A two-year "free-flight" test programme is set to begin in Alaska and Hawaii during 1999, following US Government approval of the so-called Ha-laska free-flight demonstration project.
US vice-president Al Gore says that, beginning in 1999, the US Federal Aviation Administration (FAA) will conduct a two-year demonstration of "free-flight" elements in Alaska and Hawaii involving military, commercial-transport and general-aviation aircraft.
Funding for the $250 million free-flight field test has yet to be established, but the FAA expects to pay for the necessary aircraft equipment. About 2,000 aircraft in both states will be involved in the evaluation.
The two states were chosen because of their controlled environment and affordable fleet size.
The air-traffic-management system will allow pilots and airlines to set their own flight paths. Controllers would intervene only to prevent accidents.
Meanwhile, Gore has also announced that the US Department of Defense will release a version of its Global Digital Terrain Elevation Database for use in civil aviation as part of the Clinton Administration's effort to reduce the number of controlled-flight- into-terrain (CFIT) accidents. The data will be incorporated into AlliedSignal Aerospace's recently certificated Enhanced Ground Proximity Warning System (EGPWS).
Gore has dubbed the DoD's action "a major breakthrough" towards controlling CFIT. "Combined with advanced navigation systems, this will provide pilots with the tools that they need to reduce, and maybe even eliminate, these kinds of accidents in the future," he says.
Access to the US military-produced digital terrain elevation database, which was created for cruise-missile targeting, is critical to widespread use of EGPWS. The system provides a detailed moving map of the terrain in the vicinity of an aircraft. Using the global-positioning system, the aircraft's position can be correlated with the Pentagon's terrain data in real time, allowing the pilot to maintain proper altitude and terrain clearance. The usual GPWS offers a 15sec alert, while the enhanced version provides a 1min warning.
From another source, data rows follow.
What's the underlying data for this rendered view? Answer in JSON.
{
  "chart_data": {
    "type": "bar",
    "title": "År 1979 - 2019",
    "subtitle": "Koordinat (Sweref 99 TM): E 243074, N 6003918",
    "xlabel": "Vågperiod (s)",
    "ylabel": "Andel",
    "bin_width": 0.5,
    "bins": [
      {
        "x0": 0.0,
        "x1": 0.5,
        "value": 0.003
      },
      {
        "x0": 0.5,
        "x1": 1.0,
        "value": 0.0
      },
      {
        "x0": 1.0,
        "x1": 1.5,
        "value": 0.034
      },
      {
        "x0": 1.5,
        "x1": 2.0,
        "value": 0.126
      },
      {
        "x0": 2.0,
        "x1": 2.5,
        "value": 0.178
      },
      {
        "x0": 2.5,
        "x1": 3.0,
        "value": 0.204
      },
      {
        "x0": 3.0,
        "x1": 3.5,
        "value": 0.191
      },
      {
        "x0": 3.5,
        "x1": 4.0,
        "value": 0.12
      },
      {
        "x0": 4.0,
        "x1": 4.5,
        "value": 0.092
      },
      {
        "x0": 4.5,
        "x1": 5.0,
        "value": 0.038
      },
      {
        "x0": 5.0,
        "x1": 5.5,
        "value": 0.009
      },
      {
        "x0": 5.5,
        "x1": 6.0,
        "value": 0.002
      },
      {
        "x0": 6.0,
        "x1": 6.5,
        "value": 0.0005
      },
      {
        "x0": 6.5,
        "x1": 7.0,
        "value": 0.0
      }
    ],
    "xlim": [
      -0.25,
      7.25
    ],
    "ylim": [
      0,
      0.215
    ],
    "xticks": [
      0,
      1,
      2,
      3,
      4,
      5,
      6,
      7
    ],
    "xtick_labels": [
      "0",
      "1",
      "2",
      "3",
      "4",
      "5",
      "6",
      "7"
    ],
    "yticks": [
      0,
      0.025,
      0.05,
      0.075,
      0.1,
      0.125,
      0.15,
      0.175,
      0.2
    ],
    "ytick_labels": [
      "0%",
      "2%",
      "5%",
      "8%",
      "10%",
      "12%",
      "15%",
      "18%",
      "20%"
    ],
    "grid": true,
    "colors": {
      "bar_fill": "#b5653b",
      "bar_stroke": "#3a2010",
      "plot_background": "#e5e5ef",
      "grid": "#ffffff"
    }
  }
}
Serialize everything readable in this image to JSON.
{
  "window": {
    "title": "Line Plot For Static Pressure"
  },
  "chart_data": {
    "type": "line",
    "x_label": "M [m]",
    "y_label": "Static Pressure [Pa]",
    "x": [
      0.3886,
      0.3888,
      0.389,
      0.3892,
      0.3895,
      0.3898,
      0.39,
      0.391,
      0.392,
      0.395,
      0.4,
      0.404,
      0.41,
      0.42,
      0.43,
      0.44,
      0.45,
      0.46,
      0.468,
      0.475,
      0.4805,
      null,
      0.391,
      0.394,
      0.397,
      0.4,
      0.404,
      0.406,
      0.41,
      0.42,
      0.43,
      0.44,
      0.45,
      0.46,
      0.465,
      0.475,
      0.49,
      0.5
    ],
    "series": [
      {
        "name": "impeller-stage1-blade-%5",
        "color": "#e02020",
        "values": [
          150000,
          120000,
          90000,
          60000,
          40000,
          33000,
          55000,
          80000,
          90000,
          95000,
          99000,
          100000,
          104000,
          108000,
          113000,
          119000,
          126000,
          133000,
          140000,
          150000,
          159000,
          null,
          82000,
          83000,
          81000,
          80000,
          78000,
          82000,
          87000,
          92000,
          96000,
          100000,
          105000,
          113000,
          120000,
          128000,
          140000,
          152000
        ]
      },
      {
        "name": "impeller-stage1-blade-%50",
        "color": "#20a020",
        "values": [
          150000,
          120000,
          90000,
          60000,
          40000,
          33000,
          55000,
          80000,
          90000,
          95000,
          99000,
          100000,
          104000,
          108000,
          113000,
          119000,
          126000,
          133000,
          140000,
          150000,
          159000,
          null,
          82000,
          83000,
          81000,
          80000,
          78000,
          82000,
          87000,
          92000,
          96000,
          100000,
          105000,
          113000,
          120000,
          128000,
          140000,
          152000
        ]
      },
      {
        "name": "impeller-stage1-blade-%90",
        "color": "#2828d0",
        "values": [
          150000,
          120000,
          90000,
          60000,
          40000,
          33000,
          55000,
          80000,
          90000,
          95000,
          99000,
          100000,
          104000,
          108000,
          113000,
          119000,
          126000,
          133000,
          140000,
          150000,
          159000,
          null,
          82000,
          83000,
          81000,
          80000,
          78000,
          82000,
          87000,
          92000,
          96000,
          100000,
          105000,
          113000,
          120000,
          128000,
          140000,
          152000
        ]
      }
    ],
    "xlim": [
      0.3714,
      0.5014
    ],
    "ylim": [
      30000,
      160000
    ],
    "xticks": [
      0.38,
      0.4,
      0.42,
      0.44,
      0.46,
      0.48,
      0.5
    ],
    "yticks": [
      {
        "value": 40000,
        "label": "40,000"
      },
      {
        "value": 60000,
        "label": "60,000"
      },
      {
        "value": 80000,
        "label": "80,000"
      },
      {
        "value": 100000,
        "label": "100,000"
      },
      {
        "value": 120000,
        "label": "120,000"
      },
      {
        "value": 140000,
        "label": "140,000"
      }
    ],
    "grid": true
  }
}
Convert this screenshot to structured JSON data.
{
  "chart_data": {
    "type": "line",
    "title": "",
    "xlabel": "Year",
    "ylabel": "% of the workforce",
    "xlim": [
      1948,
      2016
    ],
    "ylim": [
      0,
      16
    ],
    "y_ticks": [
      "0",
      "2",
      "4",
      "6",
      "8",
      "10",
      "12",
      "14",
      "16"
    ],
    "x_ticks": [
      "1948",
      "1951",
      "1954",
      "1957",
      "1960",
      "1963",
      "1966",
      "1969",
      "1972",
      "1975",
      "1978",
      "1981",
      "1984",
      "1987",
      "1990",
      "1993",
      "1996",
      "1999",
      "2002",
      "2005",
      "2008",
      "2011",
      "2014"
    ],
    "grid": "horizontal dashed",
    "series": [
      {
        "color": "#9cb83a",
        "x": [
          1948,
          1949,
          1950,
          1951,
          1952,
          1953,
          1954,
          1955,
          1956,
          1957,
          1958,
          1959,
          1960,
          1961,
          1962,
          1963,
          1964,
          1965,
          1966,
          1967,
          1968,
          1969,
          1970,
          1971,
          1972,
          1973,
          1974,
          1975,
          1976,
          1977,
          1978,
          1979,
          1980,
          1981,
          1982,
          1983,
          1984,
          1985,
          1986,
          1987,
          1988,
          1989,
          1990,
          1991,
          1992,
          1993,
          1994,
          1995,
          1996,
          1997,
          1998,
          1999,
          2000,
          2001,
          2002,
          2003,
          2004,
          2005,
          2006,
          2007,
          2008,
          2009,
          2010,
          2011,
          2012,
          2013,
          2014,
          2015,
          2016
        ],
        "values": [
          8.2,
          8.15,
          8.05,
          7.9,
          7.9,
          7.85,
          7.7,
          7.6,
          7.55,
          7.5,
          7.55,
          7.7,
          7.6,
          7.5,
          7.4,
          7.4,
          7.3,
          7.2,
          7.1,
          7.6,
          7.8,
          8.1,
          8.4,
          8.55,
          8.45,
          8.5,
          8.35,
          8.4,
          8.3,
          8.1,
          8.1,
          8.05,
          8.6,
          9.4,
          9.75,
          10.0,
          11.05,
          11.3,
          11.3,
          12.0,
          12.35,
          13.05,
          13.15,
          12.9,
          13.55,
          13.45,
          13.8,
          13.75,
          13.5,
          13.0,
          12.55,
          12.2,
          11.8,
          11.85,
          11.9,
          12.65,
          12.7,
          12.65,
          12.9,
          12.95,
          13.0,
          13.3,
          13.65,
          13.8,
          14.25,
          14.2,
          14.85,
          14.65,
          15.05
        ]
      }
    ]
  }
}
The EGPWS has been approved for use on American Airlines Boeing 757s, and it plans to retrofit its entire fleet of 635 aircraft by mid-1999. United is evaluating the EGPWS on 20 of its Airbus A320s. Alaska Airlines will install it on 25 Boeing 737-400s.
The US National Transportation Safety Board urges the FAA to establish the need for the EGPWS, and if found effective, require all transport-category aircraft to be equipped with it.